La prospettiva domina efficacemente per poi svanire nella nebbia e nel silenzio quasi a disegnare l’oblio, il nulla. L’artista ci porta fino alla soglia, fino al limite della comprensione, ma poi il viaggio si interrompe e si declina in uno spazio tempo non più a misura d’uomo per l'appunto metafisico conducendo in quei mondi dell’oltre cui solo la vera arte può portare.
E’ in quei luoghi mentali che ognuno di noi in base alla propria sensibilità può continuare o meno il suo viaggio alchemico.
Tali opere altro che meramente decorative, descrivono e declinano verso un paesaggio calibrato dal colore e dal gusto estetico, armonioso, ove la nebbia appare impenetrabile ma anche meta finale ed inespugnabile della coscienza, il nostro limite che se oltrepassato genera l’alchimia dell’esistere.
La melodia raffinata del colore diviene elegia che si perde nell’animo per condurci ad una visione eterea delle cose e fungere da approdo ad una meditazione trascendentale. La Steri rende colori tangibili ed immediati che sfuma nella nebbia padana, limite del nulla ed al contempo inizio di una possibile nuova alba della vita, metafora dell’infinito, fede in una presenza d’assoluto cui abbandonarsi con fiducia.
La luce che avvolge queste opere pare volerci condurre in un altro mondo in altre dimensioni che non comprendiamo ma che intuiamo possibili e che sentiamo positive. E’ una luce che ricorda vagamente la maniera dell’illustre Joseph Mallord William Turner (Londra, 23 aprile 1775 – Chelsea, 19 dicembre 1951), ricca di trasparenze e di istinto, che avvolge quel treno che ci appare fuori luogo e fuori tempo anch’esso un mistero che ben si sposa col viaggio come percorso d’illuminazione.
Quasi tutte le opere della Steri individuano una strada avvolta nel silenzio della contemplazione interiore ed avvinta da sensazioni e stati d’animo che Ella propugna meditativa in quegli attimi sospesi nella fisicità immaginifica del fare pittorico.
Jessica allude alla vita alle sue incognite ed al mistero dell’esistere, alla necessità di compiere un percorso irrinunciabile di completamento e di purificazione, al fine di sconfiggere le tenebre dell’ignoranza e della pochezza che ci avvolgono da dall’inizio dei tempi. La nostra esistenza pur precaria e risibile se colta nel confronto con l’immenso, diviene quasi per assurdo essenziale ed indispensabile in quanto unica ed insostituibile parte del tutto o di un tutto.

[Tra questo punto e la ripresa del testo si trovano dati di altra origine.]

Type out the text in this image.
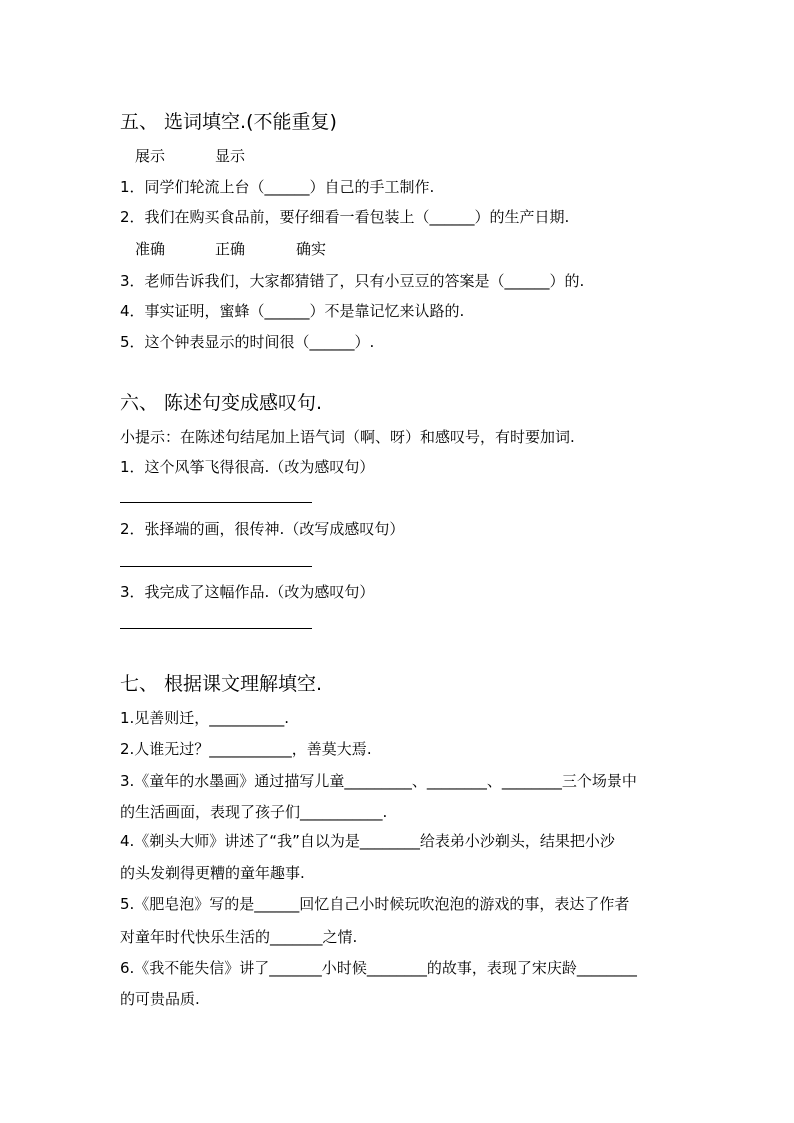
五、 选词填空.(不能重复)
展示	显示
1．同学们轮流上台（______）自己的手工制作.
2．我们在购买食品前，要仔细看一看包装上（______）的生产日期.
准确	正确	确实
3．老师告诉我们，大家都猜错了，只有小豆豆的答案是（______）的.
4．事实证明，蜜蜂（______）不是靠记忆来认路的.
5．这个钟表显示的时间很（______）.
六、 陈述句变成感叹句.
小提示：在陈述句结尾加上语气词（啊、呀）和感叹号，有时要加词.
1．这个风筝飞得很高.（改为感叹句）
2．张择端的画，很传神.（改写成感叹句）
3．我完成了这幅作品.（改为感叹句）
七、 根据课文理解填空.
1.见善则迁，__________.
2.人谁无过？___________，善莫大焉.
3.《童年的水墨画》通过描写儿童_________、________、________三个场景中
的生活画面，表现了孩子们___________.
4.《剃头大师》讲述了“我”自以为是________给表弟小沙剃头，结果把小沙
的头发剃得更糟的童年趣事.
5.《肥皂泡》写的是______回忆自己小时候玩吹泡泡的游戏的事，表达了作者
对童年时代快乐生活的_______之情.
6.《我不能失信》讲了_______小时候________的故事，表现了宋庆龄________
的可贵品质.
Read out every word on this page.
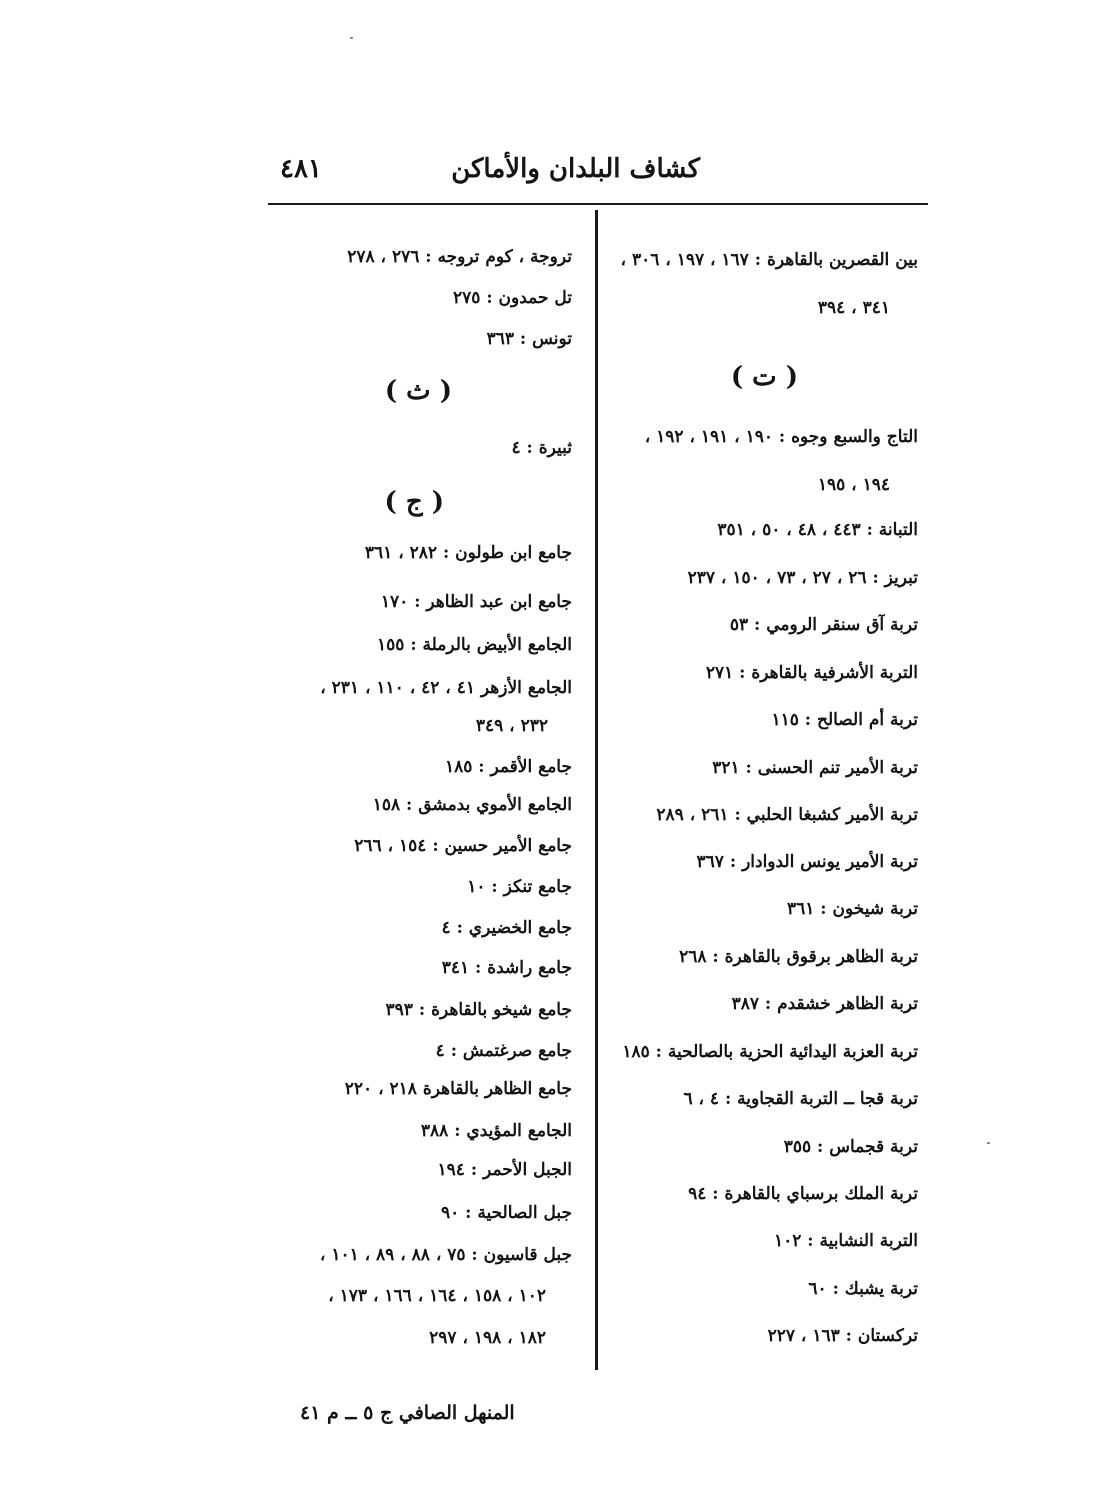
كشاف البلدان والأماكن
٤٨١
بين القصرين بالقاهرة : ١٦٧ ، ١٩٧ ، ٣٠٦ ،
٣٤١ ، ٣٩٤
( ت )
التاج والسبع وجوه : ١٩٠ ، ١٩١ ، ١٩٢ ،
١٩٤ ، ١٩٥
التبانة : ٤٤٣ ، ٤٨ ، ٥٠ ، ٣٥١
تبريز : ٢٦ ، ٢٧ ، ٧٣ ، ١٥٠ ، ٢٣٧
تربة آق سنقر الرومي : ٥٣
التربة الأشرفية بالقاهرة : ٢٧١
تربة أم الصالح : ١١٥
تربة الأمير تنم الحسنى : ٣٢١
تربة الأمير كشبغا الحلبي : ٢٦١ ، ٢٨٩
تربة الأمير يونس الدوادار : ٣٦٧
تربة شيخون : ٣٦١
تربة الظاهر برقوق بالقاهرة : ٢٦٨
تربة الظاهر خشقدم : ٣٨٧
تربة العزبة اليدائية الحزية بالصالحية : ١٨٥
تربة قجا ــ التربة القجاوية : ٤ ، ٦
تربة قجماس : ٣٥٥
تربة الملك برسباي بالقاهرة : ٩٤
التربة النشابية : ١٠٢
تربة يشبك : ٦٠
تركستان : ١٦٣ ، ٢٢٧
تروجة ، كوم تروجه : ٢٧٦ ، ٢٧٨
تل حمدون : ٢٧٥
تونس : ٣٦٣
( ث )
ثبيرة : ٤
( ج )
جامع ابن طولون : ٢٨٢ ، ٣٦١
جامع ابن عبد الظاهر : ١٧٠
الجامع الأبيض بالرملة : ١٥٥
الجامع الأزهر ٤١ ، ٤٢ ، ١١٠ ، ٢٣١ ،
٢٣٢ ، ٣٤٩
جامع الأقمر : ١٨٥
الجامع الأموي بدمشق : ١٥٨
جامع الأمير حسين : ١٥٤ ، ٢٦٦
جامع تنكز : ١٠
جامع الخضيري : ٤
جامع راشدة : ٣٤١
جامع شيخو بالقاهرة : ٣٩٣
جامع صرغتمش : ٤
جامع الظاهر بالقاهرة ٢١٨ ، ٢٢٠
الجامع المؤيدي : ٣٨٨
الجبل الأحمر : ١٩٤
جبل الصالحية : ٩٠
جبل قاسيون : ٧٥ ، ٨٨ ، ٨٩ ، ١٠١ ،
١٠٢ ، ١٥٨ ، ١٦٤ ، ١٦٦ ، ١٧٣ ،
١٨٢ ، ١٩٨ ، ٢٩٧
المنهل الصافي ج ٥ ــ م ٤١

I paesaggi che Jessica amabilmente e con appropriata voce cromatica descrive e rende leggibili sono tali da elevare nel colore l’animo. In queste opere ogni banalizzazione riproduttiva trova superamento cogente nel prevalente ed allusivo sguardo interiore. Fascinosa pittura, fucina di emozioni, che indaga sotto metafora di paesaggio il mistero della vita.